Each year, 10 Golden Raspberry Awards are bestowed on the worst actors, writers, and directors in film. As always, some of these nominees, which were announced yesterday, deserve a break.
Consider the source material: Melissa Rosenberg didn't have it easy adapting Stephenie Meyer's mind-numbing novel. Not to mention the fact that Breaking Dawn is a total dud of a climax. Her twist ending (which you can read about here) was basically the only way to make the film watchable. Crap on the Twilight series as much as you'd like, but Rosenberg deserves kudos for her valiant attempt at salvaging garbage.
Look, I don't buy into Bella and Edward's undying love, but like Melissa Rosenberg, these two have done the best with what they've been given. More importantly, RPattz and KStew deserve love for a highly public cheating scandal that finally made both of them interesting. Sure, Stewart's indiscretions have nothing to do with her acting, but hasn't she suffered enough? Pattinson gets extra points for his very obvious disdain for all things Twilight.

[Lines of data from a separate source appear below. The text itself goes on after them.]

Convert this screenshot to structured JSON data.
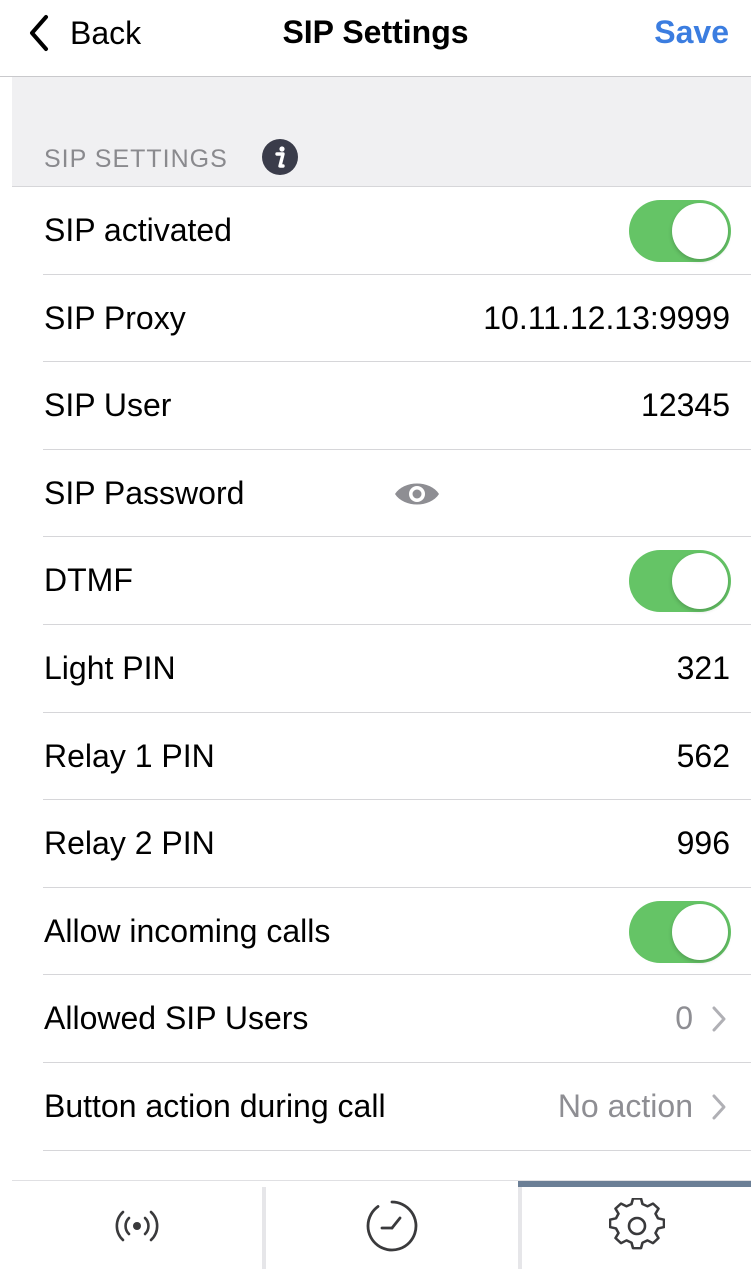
{
  "nav": {
    "back_label": "Back",
    "title": "SIP Settings",
    "save_label": "Save"
  },
  "section": {
    "title": "SIP SETTINGS",
    "info_icon": "info-icon"
  },
  "rows": [
    {
      "label": "SIP activated",
      "type": "toggle",
      "on": true
    },
    {
      "label": "SIP Proxy",
      "type": "value",
      "value": "10.11.12.13:9999"
    },
    {
      "label": "SIP User",
      "type": "value",
      "value": "12345"
    },
    {
      "label": "SIP Password",
      "type": "password",
      "icon": "eye-icon"
    },
    {
      "label": "DTMF",
      "type": "toggle",
      "on": true
    },
    {
      "label": "Light PIN",
      "type": "value",
      "value": "321"
    },
    {
      "label": "Relay 1 PIN",
      "type": "value",
      "value": "562"
    },
    {
      "label": "Relay 2 PIN",
      "type": "value",
      "value": "996"
    },
    {
      "label": "Allow incoming calls",
      "type": "toggle",
      "on": true
    },
    {
      "label": "Allowed SIP Users",
      "type": "disclosure",
      "value": "0"
    },
    {
      "label": "Button action during call",
      "type": "disclosure",
      "value": "No action"
    }
  ],
  "tabbar": {
    "tabs": [
      {
        "icon": "broadcast-icon",
        "active": false
      },
      {
        "icon": "clock-icon",
        "active": false
      },
      {
        "icon": "gear-icon",
        "active": true
      }
    ]
  },
  "colors": {
    "accent": "#3b7de0",
    "toggle_on": "#65c466",
    "section_bg": "#f0f0f2",
    "muted_text": "#8e8e93",
    "active_tab_indicator": "#6b7f96"
  }
}
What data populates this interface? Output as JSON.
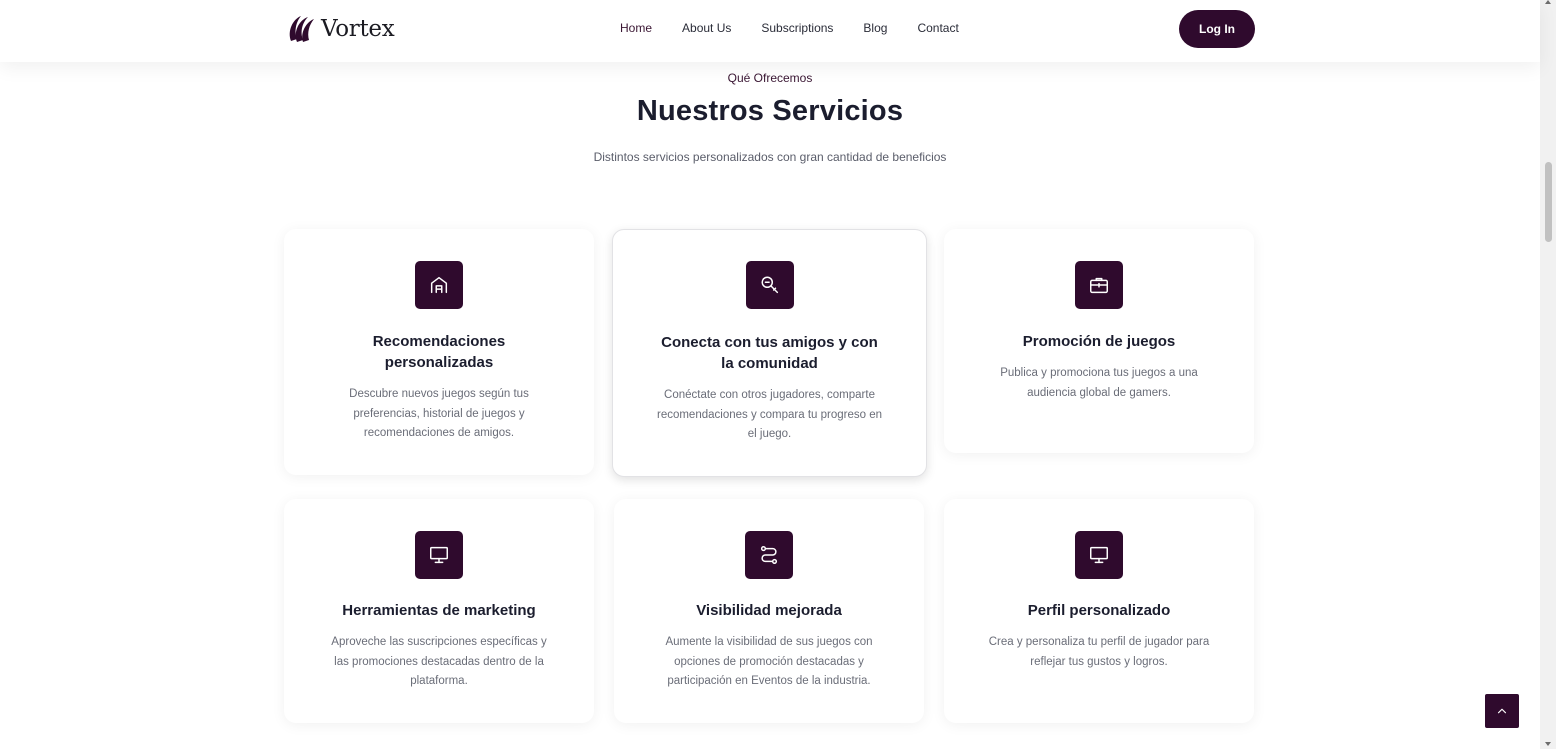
{
  "nav": {
    "logo_text": "Vortex",
    "links": [
      "Home",
      "About Us",
      "Subscriptions",
      "Blog",
      "Contact"
    ],
    "login_label": "Log In"
  },
  "section": {
    "eyebrow": "Qué Ofrecemos",
    "title": "Nuestros Servicios",
    "subtitle": "Distintos servicios personalizados con gran cantidad de beneficios"
  },
  "cards": [
    {
      "icon": "home-icon",
      "title": "Recomendaciones personalizadas",
      "desc": "Descubre nuevos juegos según tus preferencias, historial de juegos y recomendaciones de amigos."
    },
    {
      "icon": "search-icon",
      "title": "Conecta con tus amigos y con la comunidad",
      "desc": "Conéctate con otros jugadores, comparte recomendaciones y compara tu progreso en el juego."
    },
    {
      "icon": "briefcase-icon",
      "title": "Promoción de juegos",
      "desc": "Publica y promociona tus juegos a una audiencia global de gamers."
    },
    {
      "icon": "monitor-icon",
      "title": "Herramientas de marketing",
      "desc": "Aproveche las suscripciones específicas y las promociones destacadas dentro de la plataforma."
    },
    {
      "icon": "route-icon",
      "title": "Visibilidad mejorada",
      "desc": "Aumente la visibilidad de sus juegos con opciones de promoción destacadas y participación en Eventos de la industria."
    },
    {
      "icon": "monitor-icon",
      "title": "Perfil personalizado",
      "desc": "Crea y personaliza tu perfil de jugador para reflejar tus gustos y logros."
    }
  ],
  "colors": {
    "brand": "#2f0a2d",
    "heading": "#1b1d2e",
    "body_text": "#6a6d78"
  }
}
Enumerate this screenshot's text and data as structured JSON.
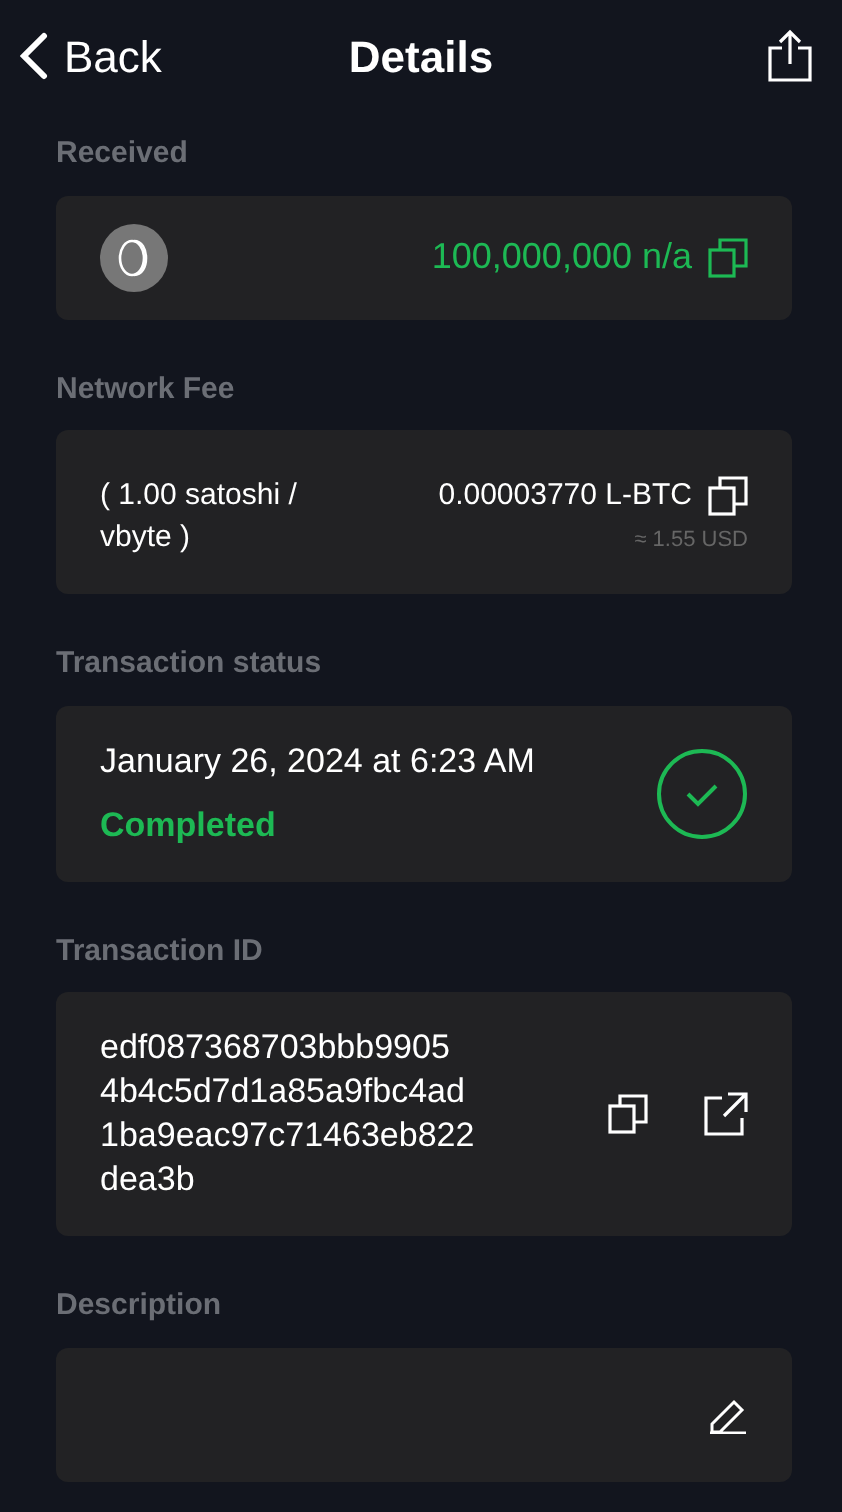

I know hating Jessica Biel is still totally fashionable, but come on — she was actually one of the best things about the otherwise middling Hitchcock. She was also great in the under-the-radar The Tall Man. Saddling Biel with any of the blame for cinematic disasters like Total Recall and Playing for Keeps feels like scapegoating. It's a crime that Gerard Butler wasn't even nominated for the latter. Punish him for his awful choices — he's certainly made enough of them.
Not fair, you guys. Sure, he was playing himself, but can you imagine the effort it takes to be The Hoff these days? Gone are his glory years — we can never return to the magic of Baywatch, a time before we saw him drunkenly eat a burger on the floor. And so, the best Hasselhoff can hope for at this point is self-parody. His performance in Piranha 3DD is neither the best nor the worst thing about the movie. It's competent, and in this case, that's enough.
While we're on the subject, Piranha 3DD just isn't a movie that belongs at the Razzies. Though it's nowhere near as good as it's predecessor — that's what happens when you ditch Elisabeth Shue and Adam Scott — Piranha 3DD is at least in on the joke. Even where it fails at satire, it still makes no claims at quality, and that's an important distinction. Why single out an intentionally bad movie as one of the year's worst?
Uh, Milla Jovovich is a bad-ass. Yes, the Resident Evil series has run its course and then some, but Alice is still a solid action hero. Even in Resident Evil: Retribution, which was panned by most critics, Jovovich holds her own against hordes of the undead and abrasive 3D technology. It's also cool that she's still game to make these flicks — though having her husband as the director-producer probably doesn't hurt. They're Hollywood's freakiest couple.
Nope. You don't get to nominate Nicolas Cage for being Nicolas Cage. As with the Piranha 3DD nom, his inclusion here is baffling. This is an actor who has elevated his complete lack of restraint to an art. We know that Cage can act, but he chooses to give us this eyeball-straining gonzo shit instead. That's a legitimate (and courageous) choice. Surely someone can't be the worst when he's also the undisputed best at what he does.
I'm not going to defend The Oogieloves, as it is indefensible. My gripe with this pick is that this isn't really a movie — it's a failed experiment, a tremendously expensive marketing scheme gone wrong. As one of the most costly disasters of all time, The Oogieloves is a fascinating symbol for Hollywood cynicism and hubris. But Worst Picture? I just don't think it belongs in the same category as Battleship and That's My Boy. Those were movies.